E' una reazione incontrollabile, istintiva, una di quelle cose che non puoi farci niente: le immagini sono lì, sepolte ma vivissime, e riemergono in superficie al solo contatto della pronuncia di quel nome.
Quando lunedì sera un twitter qualsiasi mi ha annunciato la morte del regista francese Patrice Chéreau, io non ho potuto fare a meno di rivedere una stazione di notte, il sud della Francia, il caldo appiccicoso dell'estate, e dei corpi di uomini che si cercano, si picchiano, si baciano, e poi la faccia spaurita e impressionabile di un giovanissimo Jean-Hugues Anglade accanto a quella virile, sicura e perentoria, di Vittorio Mezzogiorno.
Henri (Jean-Hugues Anglade) e Jean Lerman (Vittorio Mezzogiorno)
Dalle viscere del mio subconscio, intatte e perfette, sono riemerse con la stessa forza della prima volta che le ho viste le immagini di L'Homme BlesséIl film del 1983 scritto da Chéreau e Hervé Guibert, è una di quelle perle rare che ogni decennio per fortuna è in grado di produrre. Gli anni '80 (sempre siano lodati) erano anni in cui il concetto di politically correct ancora non esisteva, e uno come Chéreau si poteva permettere di impressionare e sconvolgere con la stessa naturalezza con cui respirava.
L'Homme Blessé è un film duro, di una crudezza nei modi, nei dialoghi, nelle sensazioni e nelle inquadrature, davvero impressionante, e allo stesso tempo aveva una forza, un'energia sovversiva vitale e spiazzante, che ti faceva pensare e capire tanti aspetti della vita che non erano spesso traducibili a parole. Chéreau era lontano dalle polemiche costruite a tavolino, era un uomo che ti sbatteva in faccia le sue ossessioni, le sue paure, le sue voglie, ma con un candore ed una sincerità tali che non potevi che crederci, immedesimarti, soffrire e poi rinascere con lui. Qui vorrei anche ricordare la bravura di un attore italiano, troppo spesso dimenticato, Vittorio Mezzogiorno, che altro che La Piovra! Mezzogiorno era un attore straordinario di cinema e teatro che recitava in perfetto inglese nel Mahabharata di Peter Brook e poi in perfetto francese in un film come questo, senza un attimo di esitazione, accettando una parte che, come minimo, il 98% dei suoi colleghi avrebbe rifiutato.

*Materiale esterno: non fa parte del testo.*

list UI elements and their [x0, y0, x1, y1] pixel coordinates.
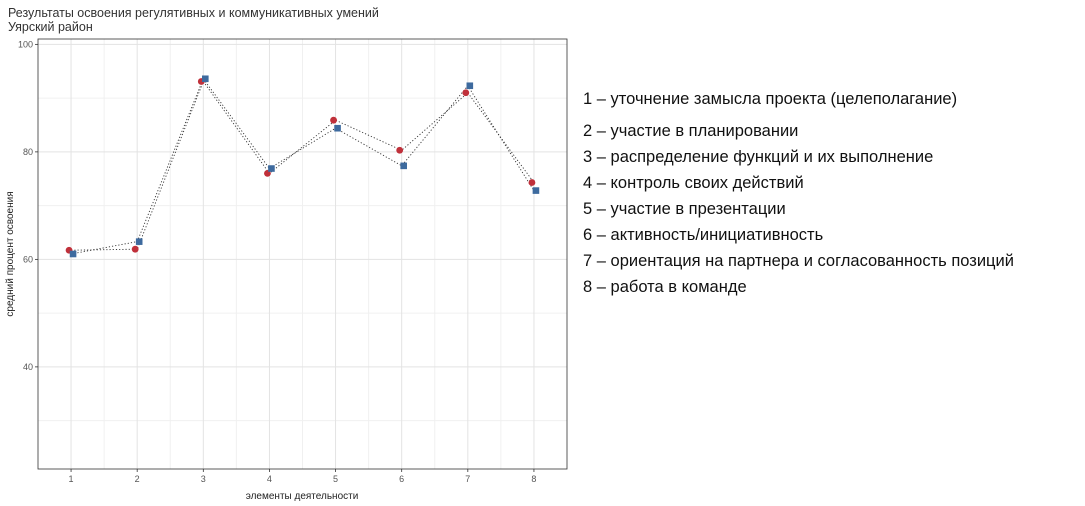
legend-item: 2 – участие в планировании: [583, 122, 799, 140]
y-tick-label: 60: [23, 254, 33, 264]
legend-item: 4 – контроль своих действий: [583, 174, 804, 192]
series-lines: [71, 77, 535, 255]
data-point-circle: [462, 89, 470, 97]
axes: 1 2 3 4 5 6 7 8 40 60 80 100: [18, 39, 536, 484]
x-tick-label: 4: [267, 474, 272, 484]
legend-item: 6 – активность/инициативность: [583, 226, 824, 244]
legend-item: 1 – уточнение замысла проекта (целеполаг…: [583, 90, 958, 108]
plot-panel-border: [37, 38, 568, 470]
data-point-circle: [396, 146, 404, 154]
x-tick-label: 5: [333, 474, 338, 484]
series-line: [71, 77, 535, 255]
legend-item: 5 – участие в презентации: [583, 200, 786, 218]
data-point-square: [532, 187, 540, 194]
data-point-square: [400, 162, 407, 170]
data-point-square: [466, 82, 474, 90]
data-point-square: [268, 165, 275, 172]
chart-title: Результаты освоения регулятивных и комму…: [8, 6, 379, 20]
legend-item: 7 – ориентация на партнера и согласованн…: [583, 252, 1014, 270]
data-point-circle: [131, 245, 139, 253]
legend-item: 3 – распределение функций и их выполнени…: [583, 148, 934, 166]
x-tick-label: 7: [465, 474, 470, 484]
chart-subtitle: Уярский район: [8, 20, 93, 34]
grid: [38, 39, 567, 469]
x-tick-label: 6: [399, 474, 404, 484]
data-point-square: [69, 250, 77, 258]
data-point-square: [135, 238, 143, 245]
y-tick-label: 100: [18, 39, 33, 49]
series-line: [71, 80, 535, 251]
legend-item: 8 – работа в команде: [583, 278, 747, 296]
data-point-circle: [528, 179, 536, 186]
x-tick-label: 8: [531, 474, 536, 484]
chart-title-block: Результаты освоения регулятивных и комму…: [8, 6, 379, 34]
data-point-circle: [330, 116, 337, 124]
data-points: [65, 75, 540, 258]
data-point-square: [334, 124, 341, 132]
y-tick-label: 40: [23, 362, 33, 372]
y-tick-label: 80: [23, 147, 33, 157]
x-tick-label: 2: [135, 474, 140, 484]
data-point-square: [202, 75, 209, 83]
x-tick-label: 3: [201, 474, 206, 484]
legend: 1 – уточнение замысла проекта (целеполаг…: [583, 86, 1083, 300]
x-tick-label: 1: [69, 474, 74, 484]
x-axis-label: элементы деятельности: [246, 491, 359, 502]
y-axis-label: средний процент освоения: [5, 191, 16, 316]
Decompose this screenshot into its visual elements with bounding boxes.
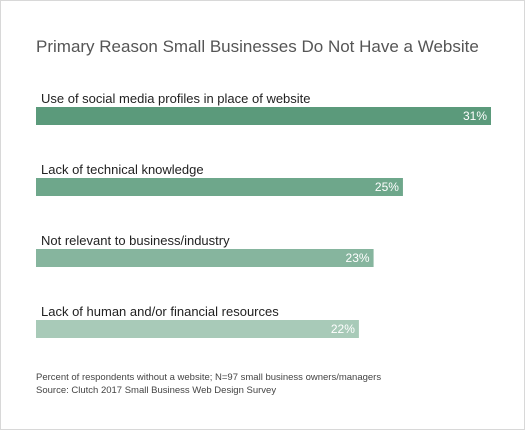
respondents-note: Percent of respondents without a website…	[36, 372, 382, 383]
value-label: 22%	[331, 322, 355, 336]
bar	[36, 320, 359, 338]
category-label: Lack of technical knowledge	[41, 162, 204, 177]
value-label: 23%	[346, 251, 370, 265]
category-label: Lack of human and/or financial resources	[41, 304, 279, 319]
category-label: Not relevant to business/industry	[41, 233, 230, 248]
value-label: 31%	[463, 109, 487, 123]
bar	[36, 107, 491, 125]
bar	[36, 178, 403, 196]
category-label: Use of social media profiles in place of…	[41, 91, 311, 106]
chart-title: Primary Reason Small Businesses Do Not H…	[36, 37, 479, 56]
source-note: Source: Clutch 2017 Small Business Web D…	[36, 385, 277, 396]
bar	[36, 249, 374, 267]
value-label: 25%	[375, 180, 399, 194]
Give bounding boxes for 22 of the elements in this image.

Onore al merito e alla memoria pure sua, allora.
L'altro film di Chéreau a cui non posso fare a meno di pensare è più recente: Intimacy, un film del 2001, basato sul romanzo dello scrittore anglo-pakistano Hanif Kureishi (santo subito pure lui, è lo sceneggiatore di My Beautiful Laundrette). Storia, anche in questo caso cruda e senza sconti, di un musicista di mezza età in crisi con la moglie e la vita di famiglia, che ogni settimana incontra una donna (di cui non sa nulla) per fare sesso.
Claire (Kerry Fox) e Jay (Mark Rylance)
Pochi hanno avuto la capacità, come Chéreau, di far vedere al cinema il sesso come qualcosa di così intimo, feroce, e necessario. Un veicolo vero ed infallibile per addentrarsi nella complessità e nella fragilità della natura umana. Chéreau filmava i corpi come se fossero dialoghi (certo era anche bravo a scegliersi i corpi, in questo caso quelli di Mark Rylance, attore inglese assolutamente eccezionale, e della fuoriclasse attrice australiana Kerry Fox), parlando una lingua che tutti possiamo capire, quella dei nostri bisogni più segreti ed estremi, e dunque più umani.Chéreau era intenso, integro, brutale, e necessario. Ci mancherà, eccome se ci mancherà.Questo è il post di Zazie n° 200, e sono molto felice di averlo dedicato a lui.Adieu, Patrice!